4 review the quality and limitations of the data
  • data source being used
  • meta data understood
  • processes to maintain integrity
  • is synthetic data appropriate for the project evidence based caveats
  • bias in data to train the model
  • determine proportionality
  • data anonymisation
  • robust practices - demonstrated reproducibility, quality of the model
  • make data open and shareable whenever possible
  • think about transparency of sensitive models
  • explainability

5 Evaluated and consider wider policy implications
  • repeatability
  • project influences
  • accountability structures
  • skills, training and maintenance for longevity of the project
  • share learnings

The 3 areas summary

Another model is the Data Ethics Decision Aid. DEDA is a tool-kit facilitating initial brainstorming sessions to map ethical issues in data projects, documenting the deliberation process and furthering accountability towards the various stakeholders and the public.

Ethics Self-Assessment Tool from the UK statistics authority is another framework .The self-assessment tool provides a timely means to identify ethical issues, shape future discussions and support an accurate and consistent estimation of the “ethical risks” of research proposals.

The Microsoft Responsible AI Framework looks at 6 principles
Fairness - should treat all people fairly
Reliability & Safety -  should perform reliably and safely
Privacy & Security - should be secure and respect privacy
Inclusiveness - should empower everyone and engage people
Transparency - should be understandable
Accountability - People should be accountable for AI systems

Saturday 1 January 2022

Data as an asset

I just read an interesting article about the recipe for success handling data assets.

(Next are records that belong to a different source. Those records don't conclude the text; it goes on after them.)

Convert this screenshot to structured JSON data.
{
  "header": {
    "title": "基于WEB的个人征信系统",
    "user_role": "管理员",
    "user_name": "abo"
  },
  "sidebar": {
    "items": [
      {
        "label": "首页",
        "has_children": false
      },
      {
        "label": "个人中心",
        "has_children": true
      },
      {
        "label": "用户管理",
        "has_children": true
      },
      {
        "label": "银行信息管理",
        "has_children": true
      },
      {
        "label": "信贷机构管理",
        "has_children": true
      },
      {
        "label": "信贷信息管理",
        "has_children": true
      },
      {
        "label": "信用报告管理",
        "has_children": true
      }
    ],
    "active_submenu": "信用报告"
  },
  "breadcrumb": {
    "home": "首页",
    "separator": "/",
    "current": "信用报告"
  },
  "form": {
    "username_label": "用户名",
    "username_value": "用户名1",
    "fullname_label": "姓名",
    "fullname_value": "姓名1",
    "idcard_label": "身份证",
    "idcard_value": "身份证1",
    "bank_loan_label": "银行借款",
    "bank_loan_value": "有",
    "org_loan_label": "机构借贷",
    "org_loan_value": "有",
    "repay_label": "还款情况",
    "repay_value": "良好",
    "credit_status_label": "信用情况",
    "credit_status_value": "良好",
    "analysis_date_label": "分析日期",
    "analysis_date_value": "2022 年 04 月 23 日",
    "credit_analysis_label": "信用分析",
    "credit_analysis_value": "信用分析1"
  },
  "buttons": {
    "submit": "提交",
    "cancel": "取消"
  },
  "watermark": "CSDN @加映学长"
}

It talks about data as an essential factor for business agility and that it enables competitive advantage. Data is an asset in its own right and organizations must change how data is viewed at a strategic level.  Gartner and Accenture talk about data as the essential focus and ingredient.   This assets become valuable once actionable insight can be derived. The article sets out 15 mantras for implementing data as an asset

  1. Define your Data Strategy with tangible measurable metrics linked to business outcomes with a data architecture blueprint and executable roadmap.
  2. Disrupt business models with AI
  3. Establish the right Data Culture and Architecture with accountability, data curation and data quality competency, frictionless trusted data supply with embedded data fluency across the business and a data taxonomy and dictionary.
  4. Implement DataOps to infuse life into your data with data acquisition and management connecting data creators with data consumers.
  5. Establish Tech Intensity initiatives for Data-Fluency enablement by setting baselines for data literacy skills resulting in data fluency
  6. Establish Data Signals and Patterns Repository
  7. Establish Data Marketplace – for Data sharing and sourcing across ecosystems reviewing the data supply chain and data monetization strategy
  8. Use AI and ML Algorithms
  9. Democratize Data – Secure Data Access and the correct type of BI and BI tools and make data visualization more transparent, intuitive and contextualised.
  10. Data Governance to produce trusted data with data lineage, managed data quality, business meta data and data profiling with risk and privacy policies for compliance.
  11. Establish Data Ethics principles covering things such as transparency, traceability and explainability
  12. Data Observability being the understanding of the health of the data in the system. The data observability pillars freshness and velocity, distribution, volume, schemes, lineage and data security & compliance.
  13. Define Data security and compliance controls
  14. Hire the right Data Engineering and AI talent
  15. Establish a Chief Data Officer and office of CDO

The article finishes stating Data Fluency and empowerment will be the determining success factors in a data-literate world.